El Duque de Edimbirgo se echa una siesta, al lado de la Reina Isabel II.

Las redes sociales se han convertido en muchas ocasiones en un hervidero de críticas e insultos hacia los rostros más famosos de las mismas, escudados por parte de muchos usuarios en el anonimato. Aunque las leyes ya protegen de este acoso, la Casa Real Británica ha creado unas pautas que sus seguidores deben cumplir para poder seguir sus cuentas oficiales.

Tanto Kate Middleton como Meghan Markle son el principal objetivo de los dardos de los haters, recibiendo insultos demoledores a través de la intranet. Con la intención de acabar con los comentarios obscenos u ofensivos todos los usuarios que se salten las normas serán bloqueados y eliminados de manera fulminante, avisando a la policía para que se tome medidas legales.

"Pedimos que cualquier persona involucrada con nuestros canales de medios sociales muestre cortesía, amabilidad y respeto hacia todos los demás miembros de nuestra comunidad", han publicado a modo de comunicado en las cuentas The Royal Family, Clarence House y Kensignton Palace.

Estas cuentas informan de los pasos de la reina Isabel II, Carlos de Inglaterra y Camila Parker Bowles, y como no, los príncipes Guillermo y Enrique de Inglaterra, así como de sus esposas. Entre todas las cuentas suman más de 6'3 millones de seguidores en Twitter y más de 12 millones en Instagram.

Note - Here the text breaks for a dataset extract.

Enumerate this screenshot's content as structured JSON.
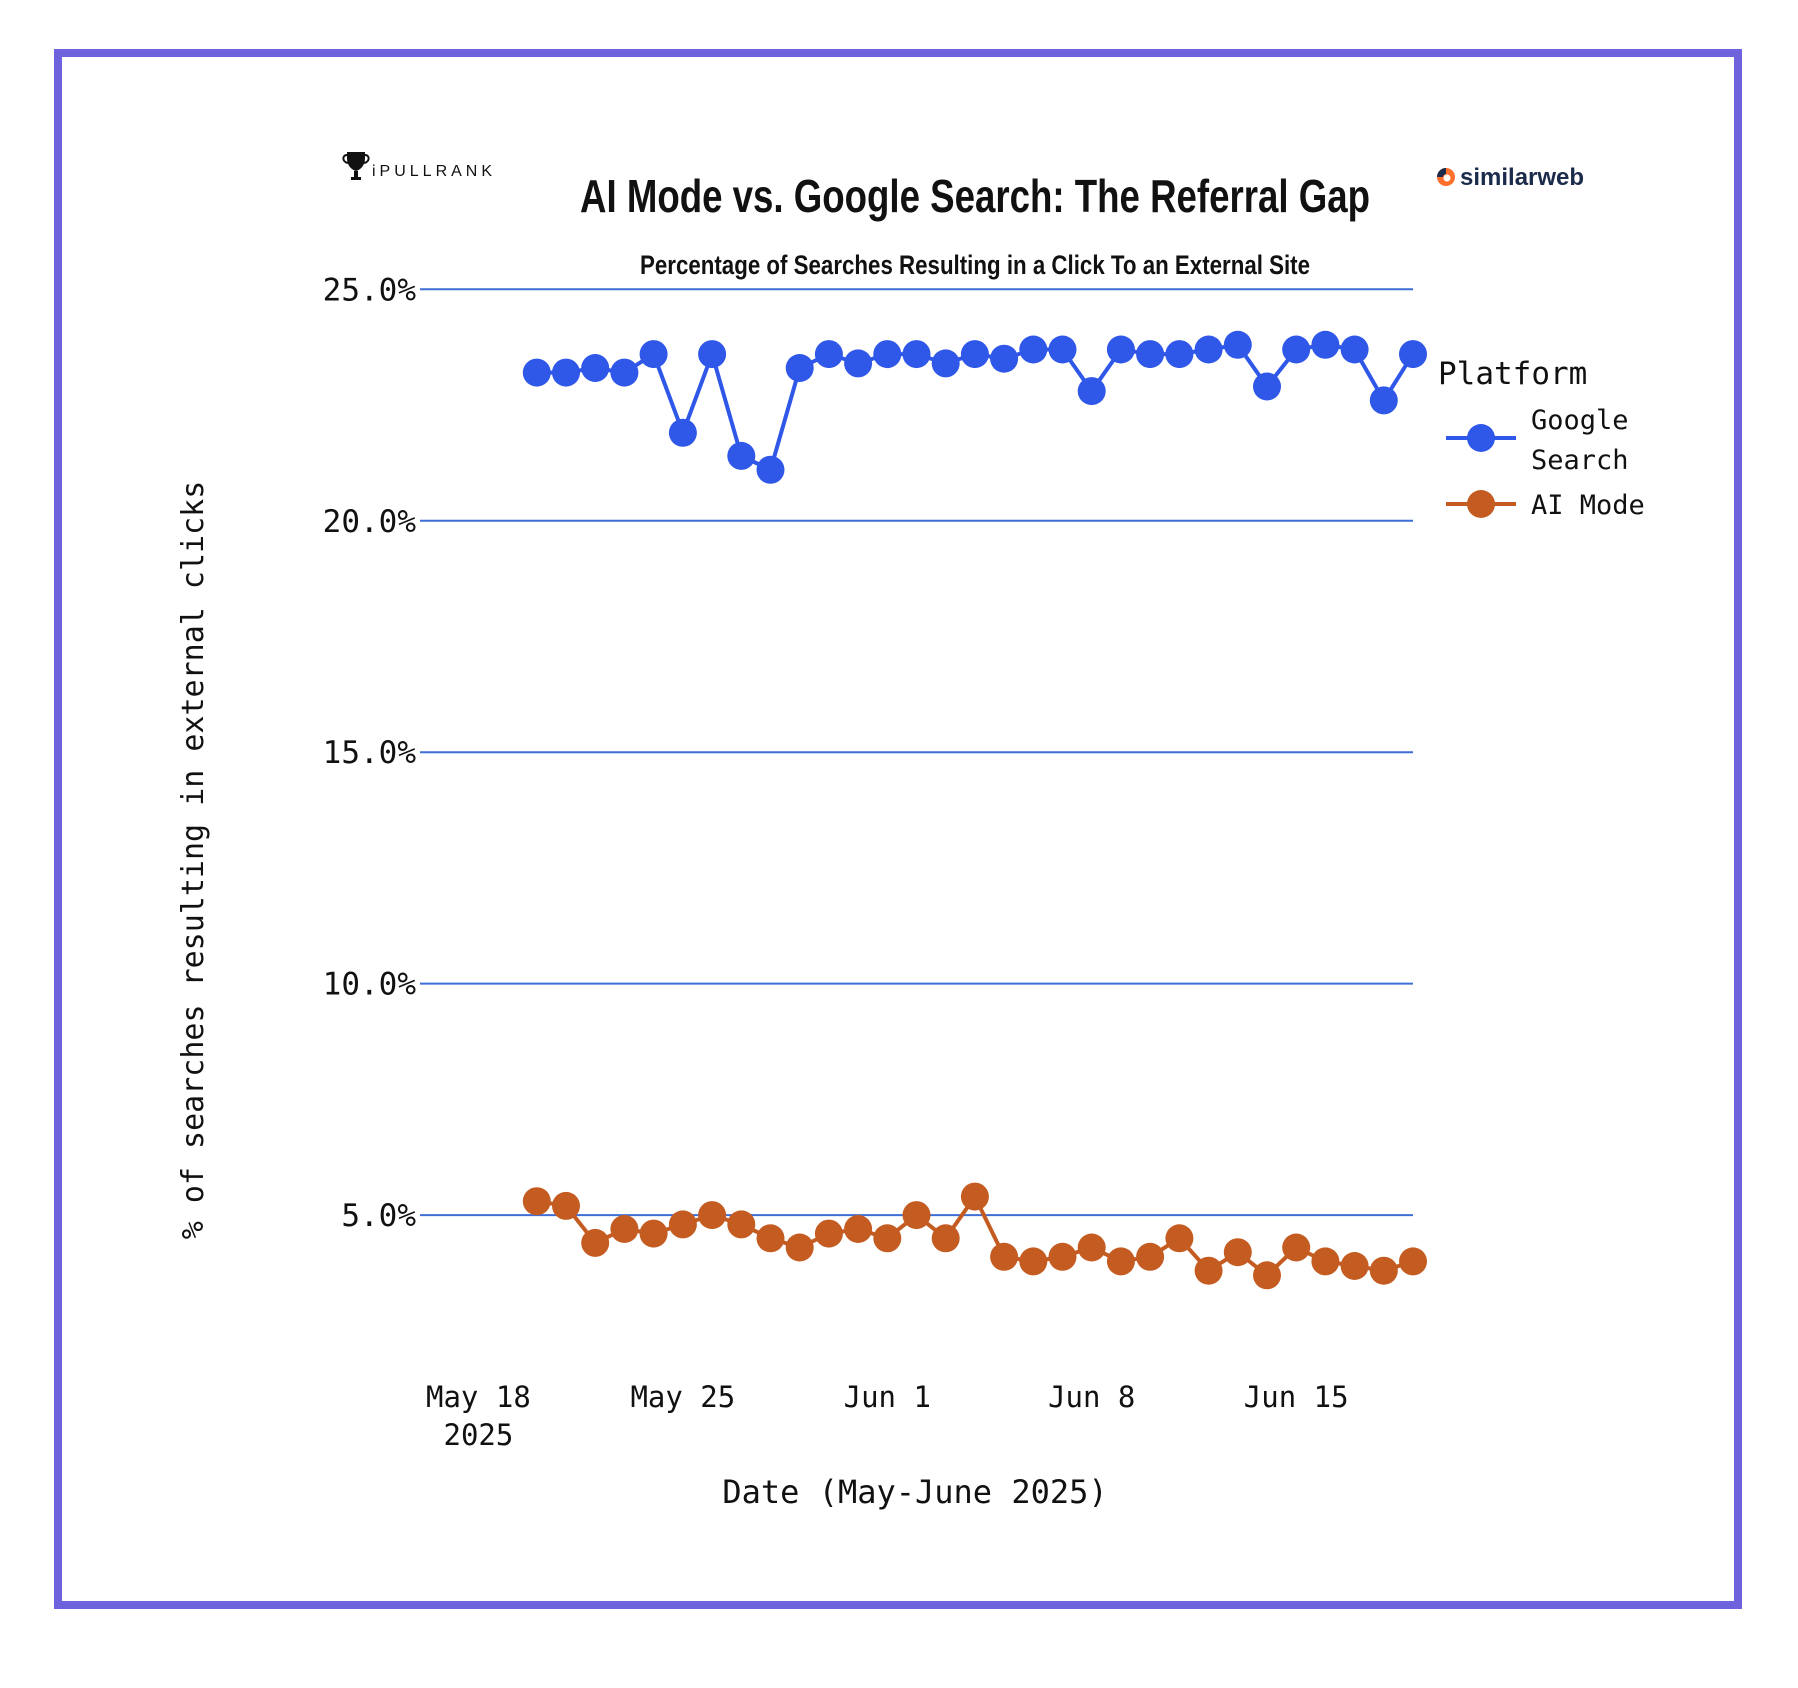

Entre las normas publicadas destaca que los comentarios no pueden: "contener spam, contenido difamatorio hacia ninguna persona o material sexual o violento explícito", además se avisa que tampoco se puede fomentar "la discriminación por raza, género, religión, nacionalidad, discapacidad, edad u orientación sexual".

"El objetivo de nuestras redes sociales es crear un clima en el que nuestra comunidad pueda integrarse de manera segura en el debate y sea libre de hacer comentarios, preguntas o sugerencias", sentencia desde la Casa Real inglesa después de que sus perfiles se hayan convertido en los últimos meses en los objetivos de los haters más demoledores de la red.